Danny completed the First Story Young Writers Programme at Nottingham Academy in 2018. In 2021, he suffered a traumatic brain injury and used his writing skills to help in his recovery. In 2024, he combined these skills with his experience as a young carer to lead a Nottingham Poetry Festival featured project, working with young carers to write, perform and publish their own stories.
I was into making music when I was a teenager and spent a lot of my time doing that. I was dyslexic so I struggled to read, but I joined the school book group anyway because I liked the people who went. Someone in that group suggested I joined First Story but I didn’t fancy it at first, then when my English teacher suggested it as well I decided to give it a try. That was back in 2017. It was my first experience of creative writing, and it was an interesting break from making music.
I was a young carer at the time, looking after my dad, so the First Story workshops reminded me of how I could be relaxed and creative, allowing me to be weird and quirky when I wanted to be. My first piece was about being a carer and Dad’s condition, which gave me a way to express my own experiences, but Jim Hall, our Writer-in-Residence, helped me realise that I don’t always have to speak about my caring identity. I liked how everyone would write about what mattered to them – people or experiences that meant a lot, epic fantasies, even KFC. I loved that dynamic in our sessions.
My musical performances had given me confidence to stand up in public and the ability to articulate myself well, so I ended up hosting the launch event for our anthology. I hadn’t previously had any experience of hosting or performing on my own without my fellow musicians around me, so I’d definitely say it was a development opportunity First Story gave me. I’ve used the skills I learned in interviews, for sixth form colleges at the time, and since then too.
Four years ago, when I was 17, I had a traumatic brain injury, which took a lot of time to recover from. I was focusing more on music than writing before that happened, but writing really came into its own for me then alongside the music. The injury gave me super-sensitive hearing, and it was through writing about it that I started to accept how difficult that was for me. I tried to use all of my senses in all my creative activities, and writing particularly allowed me to do that and helped with recovering my memory and speech.
Poetry, music, art, they’re not separate things to me. They’re just different creative mediums for expressing emotion. Emotion is what links them all together.

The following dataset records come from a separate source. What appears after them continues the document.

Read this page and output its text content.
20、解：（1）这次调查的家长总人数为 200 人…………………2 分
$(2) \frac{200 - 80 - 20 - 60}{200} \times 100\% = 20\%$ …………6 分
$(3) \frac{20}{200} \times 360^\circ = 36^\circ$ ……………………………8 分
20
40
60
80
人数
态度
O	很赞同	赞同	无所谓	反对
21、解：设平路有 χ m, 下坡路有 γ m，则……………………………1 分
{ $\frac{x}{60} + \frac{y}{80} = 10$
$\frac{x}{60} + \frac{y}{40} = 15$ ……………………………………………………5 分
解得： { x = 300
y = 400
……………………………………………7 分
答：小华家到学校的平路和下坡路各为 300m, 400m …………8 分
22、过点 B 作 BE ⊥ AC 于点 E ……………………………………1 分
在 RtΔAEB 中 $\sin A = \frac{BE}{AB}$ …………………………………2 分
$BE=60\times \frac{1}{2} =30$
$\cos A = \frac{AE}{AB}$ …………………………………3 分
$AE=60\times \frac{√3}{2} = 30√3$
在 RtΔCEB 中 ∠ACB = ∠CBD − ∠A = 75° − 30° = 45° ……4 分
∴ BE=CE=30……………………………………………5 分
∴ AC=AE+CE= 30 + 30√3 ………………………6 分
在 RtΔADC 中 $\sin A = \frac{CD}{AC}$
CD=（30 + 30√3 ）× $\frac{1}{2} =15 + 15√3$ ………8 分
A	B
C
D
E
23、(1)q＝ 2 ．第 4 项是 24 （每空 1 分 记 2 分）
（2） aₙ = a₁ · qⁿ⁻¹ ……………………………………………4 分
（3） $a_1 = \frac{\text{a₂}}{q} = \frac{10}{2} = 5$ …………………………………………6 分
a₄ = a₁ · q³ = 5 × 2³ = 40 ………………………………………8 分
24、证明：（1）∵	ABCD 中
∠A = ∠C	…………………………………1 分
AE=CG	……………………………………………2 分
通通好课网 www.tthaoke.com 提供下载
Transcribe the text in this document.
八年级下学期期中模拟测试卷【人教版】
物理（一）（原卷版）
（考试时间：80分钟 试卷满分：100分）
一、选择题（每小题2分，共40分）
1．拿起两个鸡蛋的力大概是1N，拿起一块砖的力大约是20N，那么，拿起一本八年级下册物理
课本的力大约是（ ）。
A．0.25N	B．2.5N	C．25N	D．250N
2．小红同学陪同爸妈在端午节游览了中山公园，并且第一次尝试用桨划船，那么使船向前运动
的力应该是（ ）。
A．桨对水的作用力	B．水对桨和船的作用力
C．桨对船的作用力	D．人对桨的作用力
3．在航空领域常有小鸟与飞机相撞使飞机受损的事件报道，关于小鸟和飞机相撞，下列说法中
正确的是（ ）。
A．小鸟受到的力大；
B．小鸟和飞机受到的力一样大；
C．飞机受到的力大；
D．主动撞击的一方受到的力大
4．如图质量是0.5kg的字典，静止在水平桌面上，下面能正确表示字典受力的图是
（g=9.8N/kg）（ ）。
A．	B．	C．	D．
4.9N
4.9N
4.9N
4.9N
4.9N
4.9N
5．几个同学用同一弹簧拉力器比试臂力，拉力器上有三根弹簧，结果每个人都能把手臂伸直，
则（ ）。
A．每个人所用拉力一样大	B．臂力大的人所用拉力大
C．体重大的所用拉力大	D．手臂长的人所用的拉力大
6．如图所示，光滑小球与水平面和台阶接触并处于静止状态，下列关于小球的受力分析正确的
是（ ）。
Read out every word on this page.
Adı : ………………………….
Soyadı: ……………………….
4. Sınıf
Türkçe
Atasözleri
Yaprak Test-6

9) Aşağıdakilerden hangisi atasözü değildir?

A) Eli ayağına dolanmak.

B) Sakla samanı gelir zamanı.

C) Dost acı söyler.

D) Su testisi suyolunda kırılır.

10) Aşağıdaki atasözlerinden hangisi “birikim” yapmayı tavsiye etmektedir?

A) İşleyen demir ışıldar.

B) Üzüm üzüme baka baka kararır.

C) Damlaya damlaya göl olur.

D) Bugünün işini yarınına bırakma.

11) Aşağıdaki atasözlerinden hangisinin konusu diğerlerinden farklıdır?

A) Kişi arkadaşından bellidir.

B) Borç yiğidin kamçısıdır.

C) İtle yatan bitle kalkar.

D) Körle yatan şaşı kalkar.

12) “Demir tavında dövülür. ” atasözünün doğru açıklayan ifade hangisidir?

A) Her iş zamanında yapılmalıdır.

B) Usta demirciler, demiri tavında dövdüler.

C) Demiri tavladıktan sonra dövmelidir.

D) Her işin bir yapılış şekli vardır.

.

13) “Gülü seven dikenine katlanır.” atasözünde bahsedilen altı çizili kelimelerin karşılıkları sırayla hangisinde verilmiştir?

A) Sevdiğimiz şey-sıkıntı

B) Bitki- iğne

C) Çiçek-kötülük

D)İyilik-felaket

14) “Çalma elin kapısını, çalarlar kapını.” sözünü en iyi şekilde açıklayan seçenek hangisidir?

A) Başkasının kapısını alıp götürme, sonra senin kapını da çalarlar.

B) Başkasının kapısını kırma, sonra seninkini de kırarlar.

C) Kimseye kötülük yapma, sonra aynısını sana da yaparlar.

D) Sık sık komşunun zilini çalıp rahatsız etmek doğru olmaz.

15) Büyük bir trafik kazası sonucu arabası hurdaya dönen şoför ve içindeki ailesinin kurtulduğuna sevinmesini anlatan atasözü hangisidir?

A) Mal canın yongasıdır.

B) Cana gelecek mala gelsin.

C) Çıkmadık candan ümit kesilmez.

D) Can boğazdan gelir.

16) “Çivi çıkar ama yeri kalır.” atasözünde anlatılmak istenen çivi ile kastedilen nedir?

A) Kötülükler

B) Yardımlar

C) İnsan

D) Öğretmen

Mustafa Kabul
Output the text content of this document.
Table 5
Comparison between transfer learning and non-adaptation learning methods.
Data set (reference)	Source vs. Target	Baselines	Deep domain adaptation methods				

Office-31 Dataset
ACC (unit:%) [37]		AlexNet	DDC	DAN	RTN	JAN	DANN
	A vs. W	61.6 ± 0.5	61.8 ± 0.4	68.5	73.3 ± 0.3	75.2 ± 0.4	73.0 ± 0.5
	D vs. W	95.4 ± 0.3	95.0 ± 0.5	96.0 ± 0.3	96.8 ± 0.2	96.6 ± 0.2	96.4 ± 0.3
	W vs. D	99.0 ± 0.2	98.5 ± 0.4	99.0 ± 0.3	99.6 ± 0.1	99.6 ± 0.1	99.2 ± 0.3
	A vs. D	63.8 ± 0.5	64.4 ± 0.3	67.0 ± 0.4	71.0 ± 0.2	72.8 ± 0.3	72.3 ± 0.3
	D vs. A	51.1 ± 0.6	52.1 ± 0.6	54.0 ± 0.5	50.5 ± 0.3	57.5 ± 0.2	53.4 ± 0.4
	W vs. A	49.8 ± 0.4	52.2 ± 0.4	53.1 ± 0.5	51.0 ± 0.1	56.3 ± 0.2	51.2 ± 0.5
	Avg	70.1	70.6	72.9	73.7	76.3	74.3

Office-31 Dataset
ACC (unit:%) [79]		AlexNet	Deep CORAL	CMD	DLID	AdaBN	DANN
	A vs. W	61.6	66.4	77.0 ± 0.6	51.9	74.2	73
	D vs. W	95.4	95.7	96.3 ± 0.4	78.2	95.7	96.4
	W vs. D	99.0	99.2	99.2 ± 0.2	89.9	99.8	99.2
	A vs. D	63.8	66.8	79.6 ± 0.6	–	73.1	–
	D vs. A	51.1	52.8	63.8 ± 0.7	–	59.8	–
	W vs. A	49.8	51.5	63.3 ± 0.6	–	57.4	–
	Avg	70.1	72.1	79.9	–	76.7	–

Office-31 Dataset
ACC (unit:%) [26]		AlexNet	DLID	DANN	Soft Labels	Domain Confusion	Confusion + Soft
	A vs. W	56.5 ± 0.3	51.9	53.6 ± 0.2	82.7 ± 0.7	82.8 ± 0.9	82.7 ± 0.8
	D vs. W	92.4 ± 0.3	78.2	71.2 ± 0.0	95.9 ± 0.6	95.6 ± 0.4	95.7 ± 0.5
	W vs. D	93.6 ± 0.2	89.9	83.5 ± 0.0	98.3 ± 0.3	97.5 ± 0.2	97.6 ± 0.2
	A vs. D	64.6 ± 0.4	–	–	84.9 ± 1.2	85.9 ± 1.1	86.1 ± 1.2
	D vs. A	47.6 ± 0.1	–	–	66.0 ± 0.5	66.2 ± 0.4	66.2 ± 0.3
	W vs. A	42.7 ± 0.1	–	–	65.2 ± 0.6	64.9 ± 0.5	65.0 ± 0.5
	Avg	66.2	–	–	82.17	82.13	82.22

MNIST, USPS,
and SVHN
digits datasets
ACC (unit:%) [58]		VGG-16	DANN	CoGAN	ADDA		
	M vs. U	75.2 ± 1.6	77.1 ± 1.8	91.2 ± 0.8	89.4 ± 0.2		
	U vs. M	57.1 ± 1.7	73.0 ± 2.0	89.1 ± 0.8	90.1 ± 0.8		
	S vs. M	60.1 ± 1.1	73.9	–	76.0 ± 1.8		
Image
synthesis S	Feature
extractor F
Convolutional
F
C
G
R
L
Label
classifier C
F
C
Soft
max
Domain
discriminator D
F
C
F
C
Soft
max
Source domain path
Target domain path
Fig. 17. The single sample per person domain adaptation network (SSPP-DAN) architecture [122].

This year, Jim Hall is supporting me to lead on one of Nottingham Poetry Festival’s featured projects. It is a series of creative writing workshops in person and online for young carers, with opportunities to perform at the Festival, and throughout the year at events in and around Nottingham. We’ll also help the young writers create their own anthology of their work. It’s important to me that they have complete ownership of that, and the performances that they put on.
In my day job now, I’m a student nurse. I want to help people in everything I do, and influence the world for the better, so I’m hoping to work in nursing research and find solutions to real problems affecting patients with brain injuries. Creative writing and music are just a part of that. They help me release my own emotions and ground me at the same time, and they allow me to help others to do the same.
I’ve come to the realisation that all I need to do is dream about what I want to do, and that’s where I can take it. That’s what I want for the young writers I’m working with, to let them know that all they have to do is dream about it and it can become reality.